Es lo que se suele decir para alabar al Tour de Francia, para establecer el diferencial de dureza con respecto al resto de las carreras. Es el Tour. Y eso significa, ni más ni menos, que es la carrera más exigente del mundo, aquella en la que más rápido se va, la que acumula mayores dificultades orográficas, en la que todos quieren destacar y se convierte, por lo tanto, en la más nerviosa y competida de todas. C’est le Tour. Y ya.

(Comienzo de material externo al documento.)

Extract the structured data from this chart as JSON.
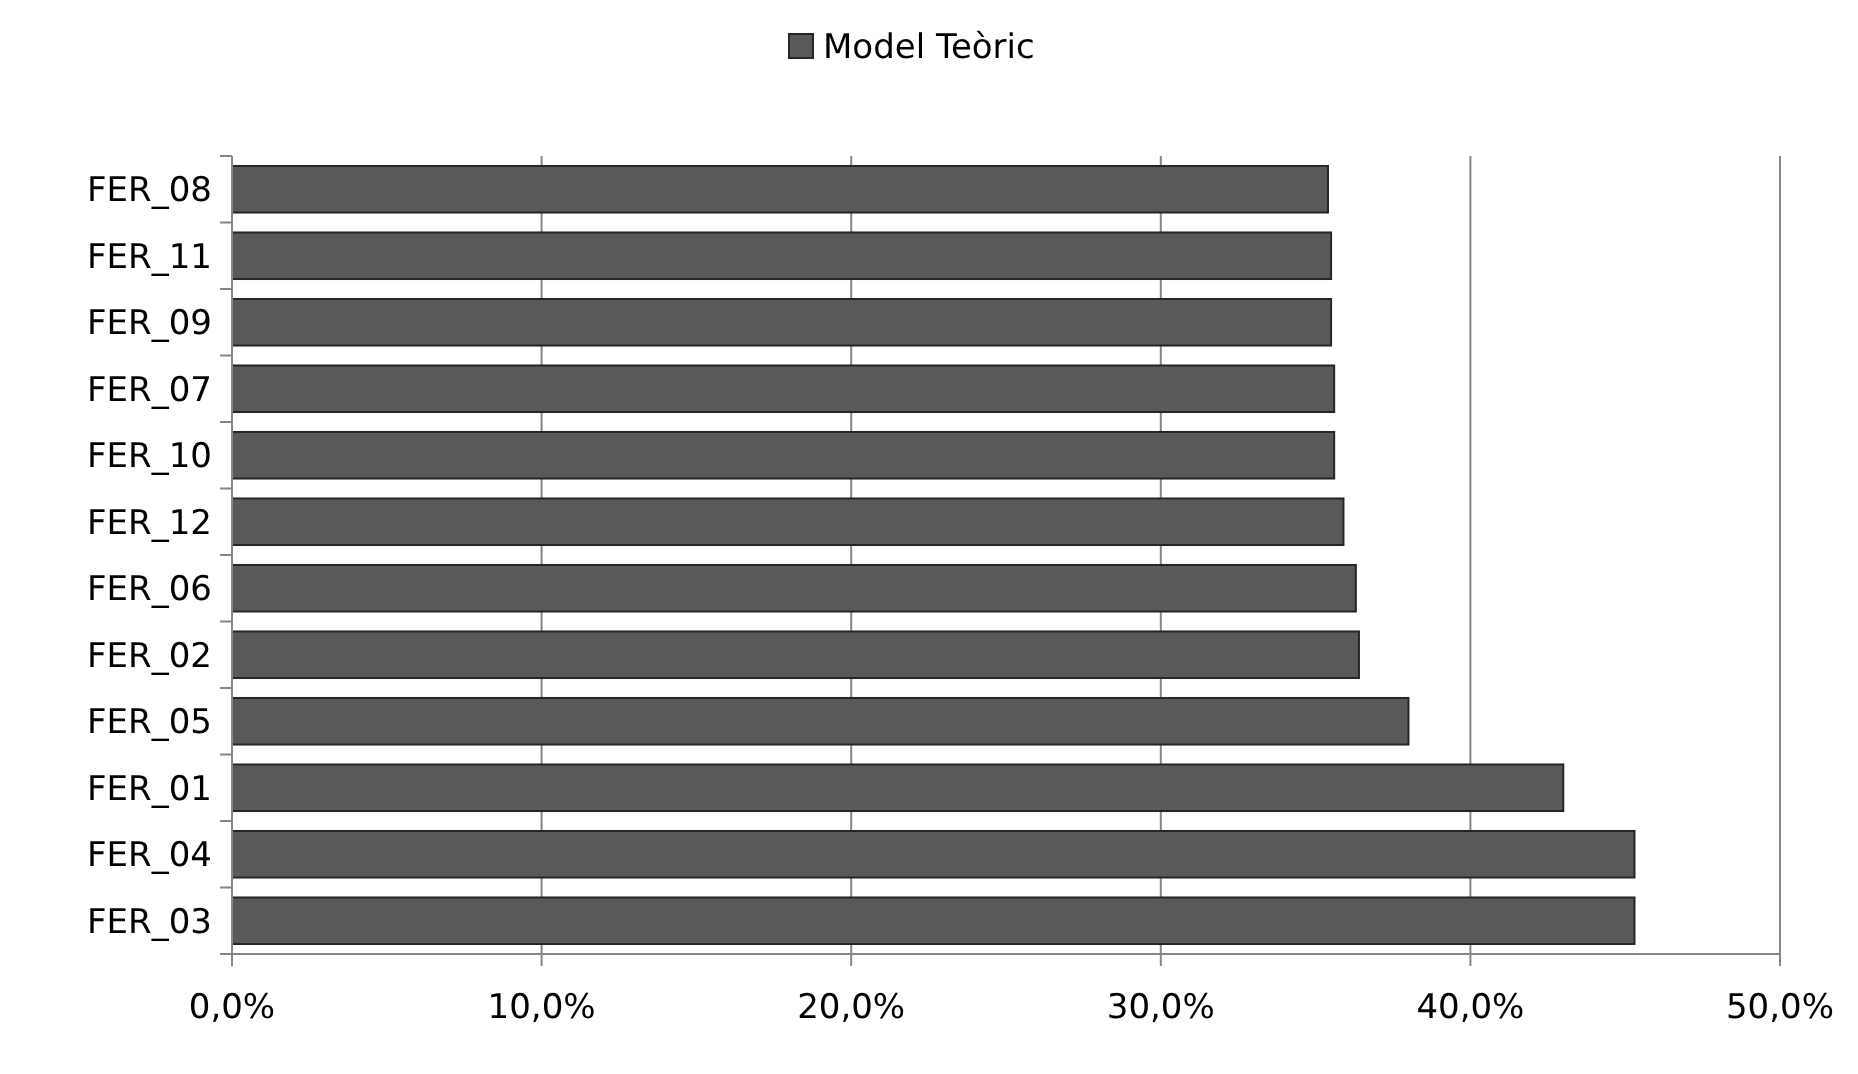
{
  "chart_data": {
    "type": "bar",
    "orientation": "horizontal",
    "categories": [
      "FER_08",
      "FER_11",
      "FER_09",
      "FER_07",
      "FER_10",
      "FER_12",
      "FER_06",
      "FER_02",
      "FER_05",
      "FER_01",
      "FER_04",
      "FER_03"
    ],
    "series": [
      {
        "name": "Model Teòric",
        "color": "#595959",
        "values": [
          35.4,
          35.5,
          35.5,
          35.6,
          35.6,
          35.9,
          36.3,
          36.4,
          38.0,
          43.0,
          45.3,
          45.3
        ]
      }
    ],
    "xlim": [
      0,
      50
    ],
    "xticks": [
      {
        "value": 0,
        "label": "0,0%"
      },
      {
        "value": 10,
        "label": "10,0%"
      },
      {
        "value": 20,
        "label": "20,0%"
      },
      {
        "value": 30,
        "label": "30,0%"
      },
      {
        "value": 40,
        "label": "40,0%"
      },
      {
        "value": 50,
        "label": "50,0%"
      }
    ],
    "grid": "x",
    "legend": "top"
  }
}
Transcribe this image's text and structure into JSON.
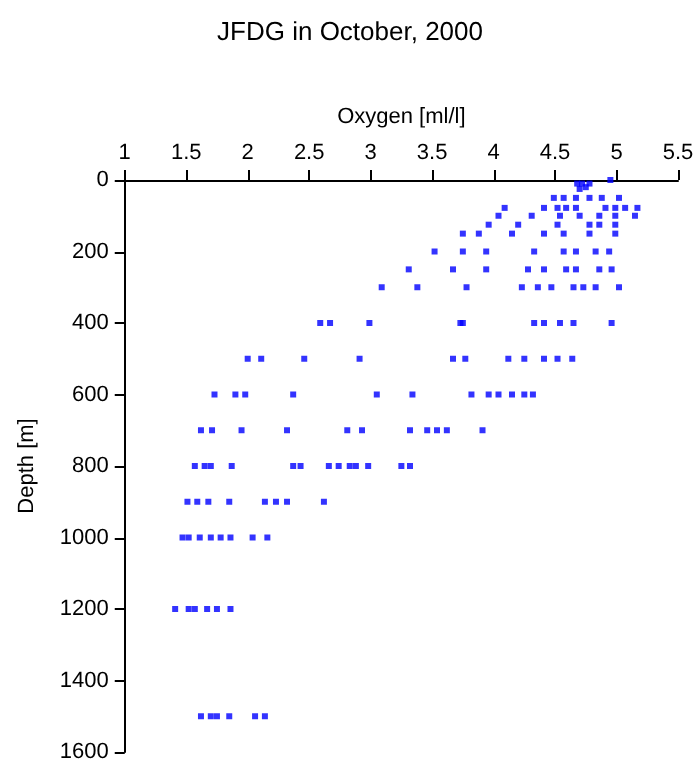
{
  "chart_data": {
    "type": "scatter",
    "title": "JFDG in October, 2000",
    "xlabel": "Oxygen [ml/l]",
    "ylabel": "Depth [m]",
    "xlim": [
      1,
      5.5
    ],
    "xticks": [
      1,
      1.5,
      2,
      2.5,
      3,
      3.5,
      4,
      4.5,
      5,
      5.5
    ],
    "ylim": [
      1600,
      0
    ],
    "yticks": [
      0,
      200,
      400,
      600,
      800,
      1000,
      1200,
      1400,
      1600
    ],
    "marker": "square",
    "series": [
      {
        "color": "#0000ff",
        "x": [
          4.68,
          4.72,
          4.75,
          4.78,
          4.95,
          4.7,
          4.49,
          4.57,
          4.67,
          4.78,
          4.88,
          5.02,
          4.09,
          4.41,
          4.52,
          4.59,
          4.67,
          4.91,
          4.99,
          5.07,
          5.17,
          4.04,
          4.31,
          4.54,
          4.7,
          4.86,
          4.99,
          5.15,
          3.96,
          4.2,
          4.52,
          4.78,
          4.86,
          4.99,
          3.75,
          3.88,
          4.15,
          4.41,
          4.57,
          4.78,
          4.99,
          3.52,
          3.75,
          3.94,
          4.33,
          4.57,
          4.67,
          4.83,
          4.94,
          3.31,
          3.67,
          3.94,
          4.28,
          4.41,
          4.59,
          4.67,
          4.86,
          4.96,
          3.09,
          3.38,
          3.78,
          4.23,
          4.36,
          4.47,
          4.65,
          4.73,
          4.83,
          5.02,
          2.59,
          2.67,
          2.99,
          3.73,
          3.75,
          4.33,
          4.41,
          4.54,
          4.65,
          4.96,
          2.0,
          2.11,
          2.46,
          2.91,
          3.67,
          3.77,
          4.12,
          4.25,
          4.41,
          4.52,
          4.64,
          1.73,
          1.9,
          1.98,
          2.37,
          3.05,
          3.34,
          3.82,
          3.96,
          4.04,
          4.15,
          4.25,
          4.32,
          1.62,
          1.71,
          1.95,
          2.32,
          2.81,
          2.93,
          3.32,
          3.46,
          3.54,
          3.62,
          3.91,
          1.57,
          1.65,
          1.7,
          1.87,
          2.37,
          2.43,
          2.66,
          2.74,
          2.83,
          2.88,
          2.98,
          3.25,
          3.32,
          1.51,
          1.59,
          1.68,
          1.85,
          2.14,
          2.23,
          2.32,
          2.62,
          1.47,
          1.52,
          1.61,
          1.7,
          1.78,
          1.86,
          2.04,
          2.16,
          1.41,
          1.52,
          1.57,
          1.67,
          1.75,
          1.86,
          1.62,
          1.7,
          1.75,
          1.85,
          2.06,
          2.14
        ],
        "values": [
          10,
          10,
          20,
          10,
          0,
          25,
          50,
          50,
          50,
          50,
          50,
          50,
          78,
          78,
          78,
          78,
          78,
          78,
          78,
          78,
          78,
          100,
          100,
          100,
          100,
          100,
          100,
          100,
          125,
          125,
          125,
          125,
          125,
          125,
          150,
          150,
          150,
          150,
          150,
          150,
          150,
          200,
          200,
          200,
          200,
          200,
          200,
          200,
          200,
          250,
          250,
          250,
          250,
          250,
          250,
          250,
          250,
          250,
          300,
          300,
          300,
          300,
          300,
          300,
          300,
          300,
          300,
          300,
          400,
          400,
          400,
          400,
          400,
          400,
          400,
          400,
          400,
          400,
          500,
          500,
          500,
          500,
          500,
          500,
          500,
          500,
          500,
          500,
          500,
          600,
          600,
          600,
          600,
          600,
          600,
          600,
          600,
          600,
          600,
          600,
          600,
          700,
          700,
          700,
          700,
          700,
          700,
          700,
          700,
          700,
          700,
          700,
          800,
          800,
          800,
          800,
          800,
          800,
          800,
          800,
          800,
          800,
          800,
          800,
          800,
          900,
          900,
          900,
          900,
          900,
          900,
          900,
          900,
          1000,
          1000,
          1000,
          1000,
          1000,
          1000,
          1000,
          1000,
          1200,
          1200,
          1200,
          1200,
          1200,
          1200,
          1500,
          1500,
          1500,
          1500,
          1500,
          1500
        ]
      }
    ]
  }
}
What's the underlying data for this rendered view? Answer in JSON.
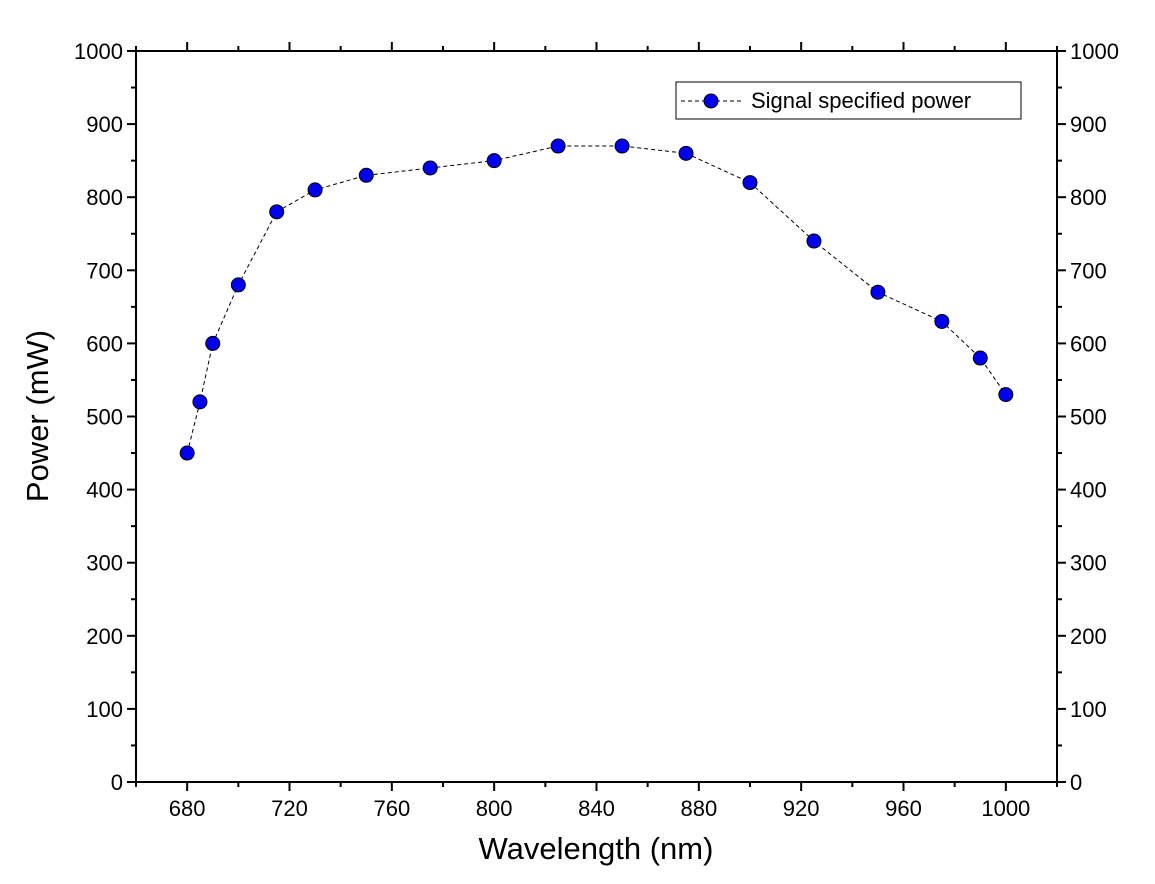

Pero, ¿realmente ha sido tan dura esta última edición del Tour? La prensa no ha tardado en sacar una curiosa estadística, la de aquellos ciclistas que han quedado a menos de una hora del ganador final, una cifra que ha sido este año escandalosamente baja. En base a esto se ha hablado de Tour asesino, de ritmo sostenido de gran exigencia, de carrera mortífera. Y, quizás, se ha obviado el hecho de que muchos de esos ciclistas habían desconectado pronto de los puestos de cabeza, dejándose llevar para acumular retraso suficiente con el que poder acometer una escapada más o menos consentida que les pudiese reportar un buen botín.
Y sin embargo, quienes se fijan solamente en la cifra olvidan el ridículo número de abandonos que ha tenido este año la carrera francesa, y que seguramente es un indicador mucho más fiable sobre su dureza total. Igual que olvidan el hecho de que hemos visto a gregarios llegar mucho más lejos que en otras ocasiones, con auténticas batallas que más parecían entre ejércitos (SKY, Movistar y Astana, sobre todo) que entre gladiadores. Y eso también marca el nivel de exigencia de una carrera.
Se puede pensar que el Tour sigue siendo el Tour, sí, pero igual un poquito menos, un poquito más frágil. Entre otras cosas porque la propia organización no propone otra cosa. El kilometraje de las supuestas etapas reina era un auténtico insulto a la historia de este deporte, indigno, en cualquier caso, de suponer el escaparate de un espectáculo a nivel mundial. No hagan caso de quienes dicen que el ciclismo ha cambiado, que ahora la salud y blablaba, que todo eso no permite los etapones maratonianos de antaño. Los kilómetros siempre, siempre, se hacen, y si no se pueden hacer a cuarenta por hora se harán a treinta y cinco. Pero escamotear el factor agonístico, el factor fondo en una carrera como el Tour de Francia es, sencillamente, ignorar el elemento fundamental que ha hecho a este deporte lo que es, lo que fue. No es de recibo que la última etapa de montaña de una gran ronda tenga poco más de cien kilómetros y que venga precedida de otra de kilometraje similar. No lo es porque eso resta oportunidades a los ciclistas realmente adaptados a lo que siempre fueron las carreras de tres semanas, hombres caracterizados por su enorme fondo, por su capacidad para subir el tercer puerto a la misma velocidad que el primero 200 kilómetros antes, en ese punto psicológico en el que muchos del pelotón desconectan porque no saben llevar tan lejos el umbral de su sufrimiento. Igual que no es de recibo proponer muchas salidas de etapas de montaña con terreno llano o de poca exigencia (especialmente en Pirineos y el día de Pra Loup) justo cuando las escapadas se están conformando, cuando los equipos ven mermadas sus fuerzas por controlar movimientos peligrosos que jamás pueden darse si se sale a mil por hora por una carretera sin dificultades. Eso es renunciar, sencillamente, al espíritu del ciclismo como deporte de fondo.
Por eso el Tour ha sido un poco menos Tour. Aunque siga siendo la prueba más dura, en conjunto (en lo orográfico sin duda ese puesto es para el Giro de Italia), del ciclismo. Por eso la identidad que se labró en unos primeros años heroicos, aquella que se mantuvo inalterada durante más de un siglo, corre peligro de perderse ahora. Y eso es algo que nadie debería permitir.
* Marcos Pereda es profesor universitario.